Fábrica Sombria - Action Hero e Deborah Pearson no TBA

[Olá. Escrevi algo parecido com isto hoje de manhã no Facebook, mas ficou maior do que tinha previsto e achei que fazia sentido enviar também por aqui. Desculpas a quem vir em duplicado.]

Edimburgo, 2009: vi o primeiro espectáculo dos Action Hero numa antiga capela, então programada à margem da trituradora artística do festival pelo colectivo Forest Fringe - e agora absorvida, sempre que chega Agosto, por um dos "Big Four" que transformam o Fringe num supermercado cultural a céu aberto. Na peça, chamada A Western, os filmes de cowboys eram recriados pela dupla de Bristol como uma melancólica brincadeira infantil: o pistoleiro solitário que chega à cidade a cavalo (ou seja, de bicicleta), a rapariga do saloon, as mortes sangrentas com ketchup.

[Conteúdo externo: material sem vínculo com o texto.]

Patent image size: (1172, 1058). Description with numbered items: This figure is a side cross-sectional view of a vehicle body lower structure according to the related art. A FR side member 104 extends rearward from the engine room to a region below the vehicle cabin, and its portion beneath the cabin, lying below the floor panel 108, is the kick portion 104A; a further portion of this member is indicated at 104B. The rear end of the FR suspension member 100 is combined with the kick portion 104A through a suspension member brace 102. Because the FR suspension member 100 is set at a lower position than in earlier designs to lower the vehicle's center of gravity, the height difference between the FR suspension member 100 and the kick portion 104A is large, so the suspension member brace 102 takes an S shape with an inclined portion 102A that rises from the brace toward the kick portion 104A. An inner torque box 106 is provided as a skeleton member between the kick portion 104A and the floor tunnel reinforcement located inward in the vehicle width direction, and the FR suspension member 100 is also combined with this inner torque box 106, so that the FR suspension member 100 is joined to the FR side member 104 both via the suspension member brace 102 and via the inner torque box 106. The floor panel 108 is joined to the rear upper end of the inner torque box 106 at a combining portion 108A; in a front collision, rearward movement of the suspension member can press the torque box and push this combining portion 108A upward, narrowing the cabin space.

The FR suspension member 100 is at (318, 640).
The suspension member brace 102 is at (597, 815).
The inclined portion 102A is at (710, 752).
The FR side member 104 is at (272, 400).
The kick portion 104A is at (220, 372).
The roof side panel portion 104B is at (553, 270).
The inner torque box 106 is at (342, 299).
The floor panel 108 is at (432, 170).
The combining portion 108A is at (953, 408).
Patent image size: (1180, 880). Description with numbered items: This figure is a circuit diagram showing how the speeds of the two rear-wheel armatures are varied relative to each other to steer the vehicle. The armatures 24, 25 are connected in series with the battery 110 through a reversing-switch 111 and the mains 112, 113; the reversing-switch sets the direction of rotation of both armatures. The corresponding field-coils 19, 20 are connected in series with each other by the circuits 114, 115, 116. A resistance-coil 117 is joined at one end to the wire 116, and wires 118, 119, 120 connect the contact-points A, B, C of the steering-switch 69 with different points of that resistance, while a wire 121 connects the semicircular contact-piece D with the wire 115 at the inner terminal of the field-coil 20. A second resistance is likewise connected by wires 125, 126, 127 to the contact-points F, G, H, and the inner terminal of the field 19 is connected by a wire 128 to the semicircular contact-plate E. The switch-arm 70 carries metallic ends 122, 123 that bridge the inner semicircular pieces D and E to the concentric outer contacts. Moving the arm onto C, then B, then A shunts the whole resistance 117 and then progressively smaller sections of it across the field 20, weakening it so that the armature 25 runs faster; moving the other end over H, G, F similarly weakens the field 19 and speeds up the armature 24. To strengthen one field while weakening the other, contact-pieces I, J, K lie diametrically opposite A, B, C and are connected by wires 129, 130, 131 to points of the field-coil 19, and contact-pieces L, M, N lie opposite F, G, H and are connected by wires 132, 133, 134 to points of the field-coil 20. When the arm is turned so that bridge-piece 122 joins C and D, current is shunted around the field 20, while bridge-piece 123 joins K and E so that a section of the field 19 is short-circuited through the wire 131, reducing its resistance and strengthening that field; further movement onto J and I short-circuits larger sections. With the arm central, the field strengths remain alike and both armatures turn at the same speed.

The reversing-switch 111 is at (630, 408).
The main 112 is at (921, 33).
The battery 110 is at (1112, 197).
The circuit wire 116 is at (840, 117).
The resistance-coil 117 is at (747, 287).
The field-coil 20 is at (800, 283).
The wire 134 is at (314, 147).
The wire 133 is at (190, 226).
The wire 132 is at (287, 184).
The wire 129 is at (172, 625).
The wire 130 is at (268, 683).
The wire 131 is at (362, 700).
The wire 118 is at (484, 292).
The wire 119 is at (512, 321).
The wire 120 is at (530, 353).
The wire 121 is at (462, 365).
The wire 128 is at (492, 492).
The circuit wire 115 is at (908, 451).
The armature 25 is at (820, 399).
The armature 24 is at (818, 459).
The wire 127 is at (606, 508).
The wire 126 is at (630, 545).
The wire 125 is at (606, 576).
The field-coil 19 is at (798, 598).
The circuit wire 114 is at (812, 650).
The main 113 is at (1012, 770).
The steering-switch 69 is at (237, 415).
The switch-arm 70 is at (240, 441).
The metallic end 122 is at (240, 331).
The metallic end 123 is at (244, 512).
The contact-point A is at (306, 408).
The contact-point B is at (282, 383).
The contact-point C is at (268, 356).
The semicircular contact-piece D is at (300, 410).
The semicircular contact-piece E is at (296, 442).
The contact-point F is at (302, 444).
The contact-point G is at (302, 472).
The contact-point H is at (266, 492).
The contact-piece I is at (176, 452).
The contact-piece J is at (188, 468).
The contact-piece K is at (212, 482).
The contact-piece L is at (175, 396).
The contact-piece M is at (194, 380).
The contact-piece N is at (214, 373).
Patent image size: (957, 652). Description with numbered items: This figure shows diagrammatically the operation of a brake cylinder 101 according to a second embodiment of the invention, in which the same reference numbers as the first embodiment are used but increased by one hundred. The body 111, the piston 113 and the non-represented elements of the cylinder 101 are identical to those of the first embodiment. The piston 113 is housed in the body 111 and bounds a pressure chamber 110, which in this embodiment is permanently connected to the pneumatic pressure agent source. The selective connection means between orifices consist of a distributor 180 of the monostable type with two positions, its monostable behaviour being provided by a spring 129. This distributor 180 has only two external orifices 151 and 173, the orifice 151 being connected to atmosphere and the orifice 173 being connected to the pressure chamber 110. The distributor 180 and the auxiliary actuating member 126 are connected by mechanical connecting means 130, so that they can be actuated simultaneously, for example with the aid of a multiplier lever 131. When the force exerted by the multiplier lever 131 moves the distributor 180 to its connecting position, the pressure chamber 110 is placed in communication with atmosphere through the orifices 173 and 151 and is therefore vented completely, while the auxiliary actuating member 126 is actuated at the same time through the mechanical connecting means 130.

Edimburgo, 2010: vi o primeiro espectáculo de Deborah Pearson num videoclube dedicado ao cinema de autor, que entretanto fechou e agora parece ter na montra - vi no Google Maps - um cartaz que diz "Robotical Ltd." A peça, Like You Were Before, era uma meditação autobiográfica sobre o tempo, partindo de um vídeo caseiro gravado no último dia que a Debbie passou no Canadá antes de emigrar para o Reino Unido.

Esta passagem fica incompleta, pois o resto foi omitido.